Concernant les nouvelles séries d'appareils chinois, bornons-nous ici à les énumérer rapidement. Leurs constructeurs sont assez discrets à ce sujet, mais le lecteur intéressé trouvera dans l'incontournable Wikipedia un certain nombre de précisons.

Le projet en cours le plus complexe est concurrent du programme F35. Il s'agit du Chengdu J-20 de 5e génération et multi-rôles dont le premier exemplaire en état opérationnel a été livré à la People's Liberation Army Air Force en 2016. Il sera opérationnel avant les homologues développés en coopération par l'industrie russe.(voir image).

Dans les prochains mois, en conséquence, un programme analogue concernant la fabrication d'un chasseur de 4e génération le J-31, aux performances moindres sera ralenti. Pour le moment le Chengdu J-10 plus léger continuera à être produit en grandes séries. Il équipe l'aviation chinoise. Il en est de même du Shenyang J-11D jet fighter entrant actuellement dans la phase de production massive.

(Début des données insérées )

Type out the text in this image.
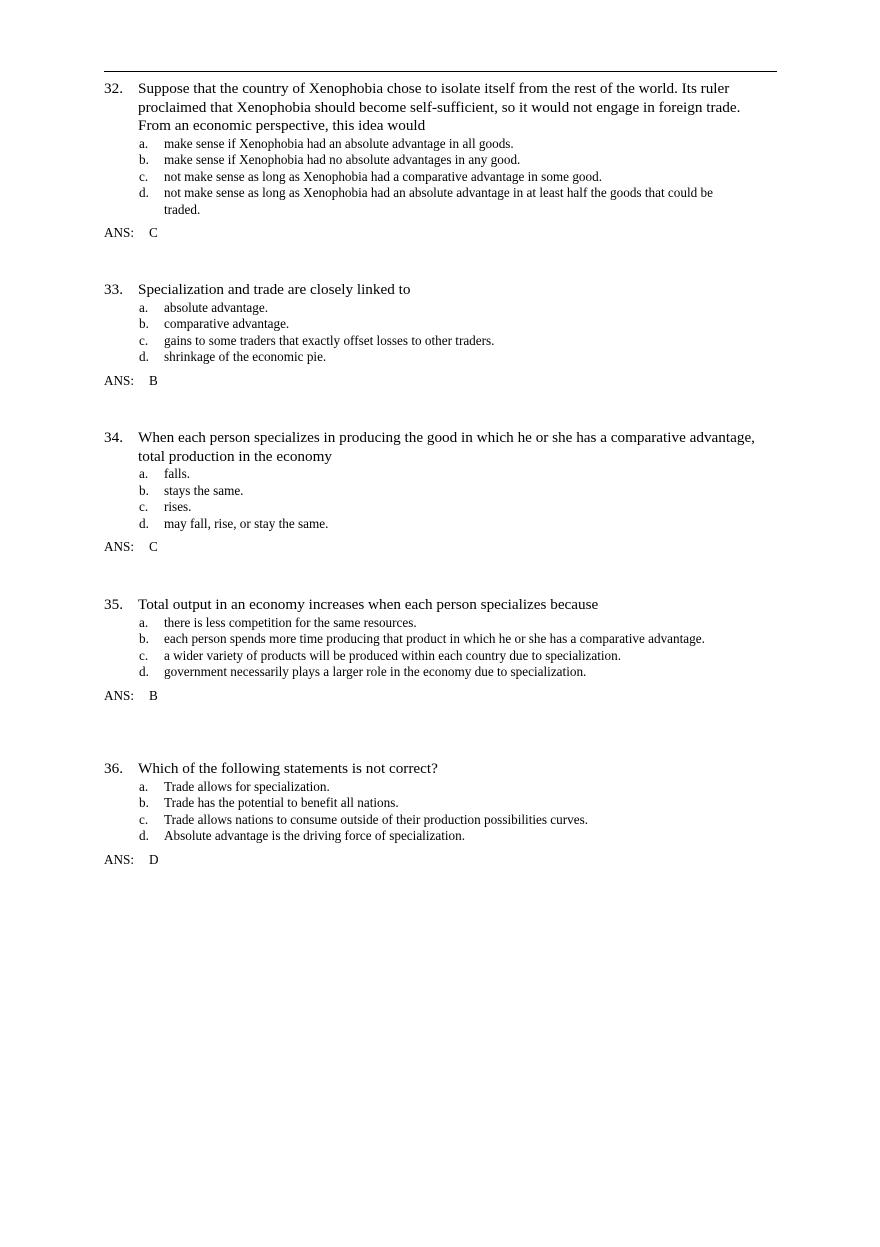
32. Suppose that the country of Xenophobia chose to isolate itself from the rest of the world. Its ruler proclaimed that Xenophobia should become self-sufficient, so it would not engage in foreign trade. From an economic perspective, this idea would
a. make sense if Xenophobia had an absolute advantage in all goods.
b. make sense if Xenophobia had no absolute advantages in any good.
c. not make sense as long as Xenophobia had a comparative advantage in some good.
d. not make sense as long as Xenophobia had an absolute advantage in at least half the goods that could be traded.
ANS: C
33. Specialization and trade are closely linked to
a. absolute advantage.
b. comparative advantage.
c. gains to some traders that exactly offset losses to other traders.
d. shrinkage of the economic pie.
ANS: B
34. When each person specializes in producing the good in which he or she has a comparative advantage, total production in the economy
a. falls.
b. stays the same.
c. rises.
d. may fall, rise, or stay the same.
ANS: C
35. Total output in an economy increases when each person specializes because
a. there is less competition for the same resources.
b. each person spends more time producing that product in which he or she has a comparative advantage.
c. a wider variety of products will be produced within each country due to specialization.
d. government necessarily plays a larger role in the economy due to specialization.
ANS: B
36. Which of the following statements is not correct?
a. Trade allows for specialization.
b. Trade has the potential to benefit all nations.
c. Trade allows nations to consume outside of their production possibilities curves.
d. Absolute advantage is the driving force of specialization.
ANS: D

Concernant les avions de transport militaires, essentiels à toute opération supposant des projections de force, la Chine annonce la prochaine mise en service du transporteur lourd [Xian] Y-20 et du transporteur moyen [Shaanxi] Y-9. Elle sera avec les Etats-Unis et la Russie le seul pays capable aujourd'hui de construire efficacement ce type d'appareil. Comme on le sait l'Union européenne a pris beaucoup de retard en ce domaine.

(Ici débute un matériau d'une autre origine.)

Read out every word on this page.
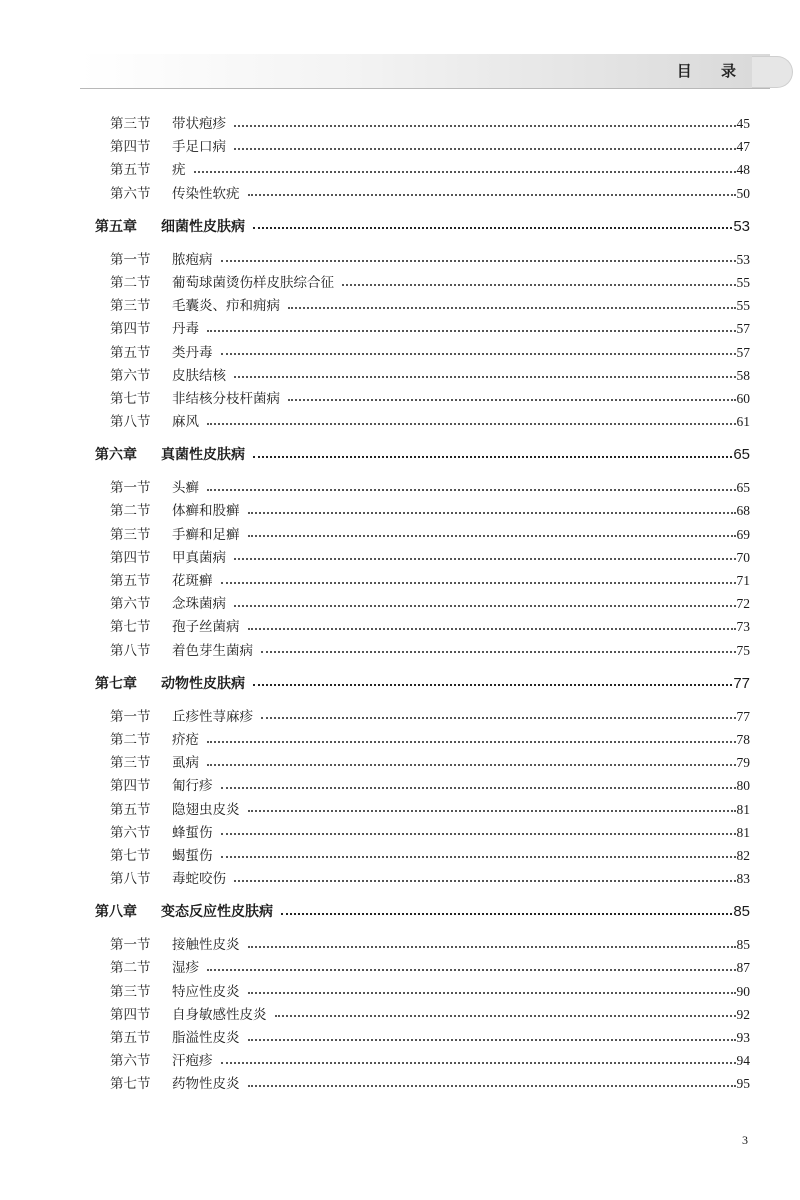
目 录
第三节	带状疱疹	45
第四节	手足口病	47
第五节	疣	48
第六节	传染性软疣	50
第五章	细菌性皮肤病	53
第一节	脓疱病	53
第二节	葡萄球菌烫伤样皮肤综合征	55
第三节	毛囊炎、疖和痈病	55
第四节	丹毒	57
第五节	类丹毒	57
第六节	皮肤结核	58
第七节	非结核分枝杆菌病	60
第八节	麻风	61
第六章	真菌性皮肤病	65
第一节	头癣	65
第二节	体癣和股癣	68
第三节	手癣和足癣	69
第四节	甲真菌病	70
第五节	花斑癣	71
第六节	念珠菌病	72
第七节	孢子丝菌病	73
第八节	着色芽生菌病	75
第七章	动物性皮肤病	77
第一节	丘疹性荨麻疹	77
第二节	疥疮	78
第三节	虱病	79
第四节	匍行疹	80
第五节	隐翅虫皮炎	81
第六节	蜂蜇伤	81
第七节	蝎蜇伤	82
第八节	毒蛇咬伤	83
第八章	变态反应性皮肤病	85
第一节	接触性皮炎	85
第二节	湿疹	87
第三节	特应性皮炎	90
第四节	自身敏感性皮炎	92
第五节	脂溢性皮炎	93
第六节	汗疱疹	94
第七节	药物性皮炎	95
3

Dans le domaine naval la Chine continuera à produire des destroyers de type 052D porteurs de missiles guidés. L'ambition est de disposer rapidement de 14 d'entre eux. Par ailleurs 2 porte-avions lourds seront construits, en complément de l'actuel Liaoning cité plus haut. Enfin, concernant les missiles ICBM porteurs de charges nucléaires, de nouvelles générations seront développées, notamment le Dongfeng-41 (DF-41) à combustible solide.

Par ailleurs l'équipement en missiles capables d'être lancés par des sous-marins se poursuivra. On notera notamment le projet 09-IV? concernant des missiles balistiques à propulsion nucléaire. Rappelons enfin que toutes les armées du monde ont noté les performances des nombreux systèmes électroniques de détection avancée et de riposte dont s'est dotée l'armée chinoise, en coopération avec les Russes.

Tout ceci devrait obliger Donald Trump à une certaine prudence. D'autant plus qu'il ne pourra pas compter, pensons-nous, sur une coopération russe, tant militaire qu'industrielle. Moscou s'appuiera peut-être sur ses futures relations avec Trump pour contrebalancer le poids politique de Pékin au sein de l'Eurasie, mais ceci jusqu'à un certain point seulement.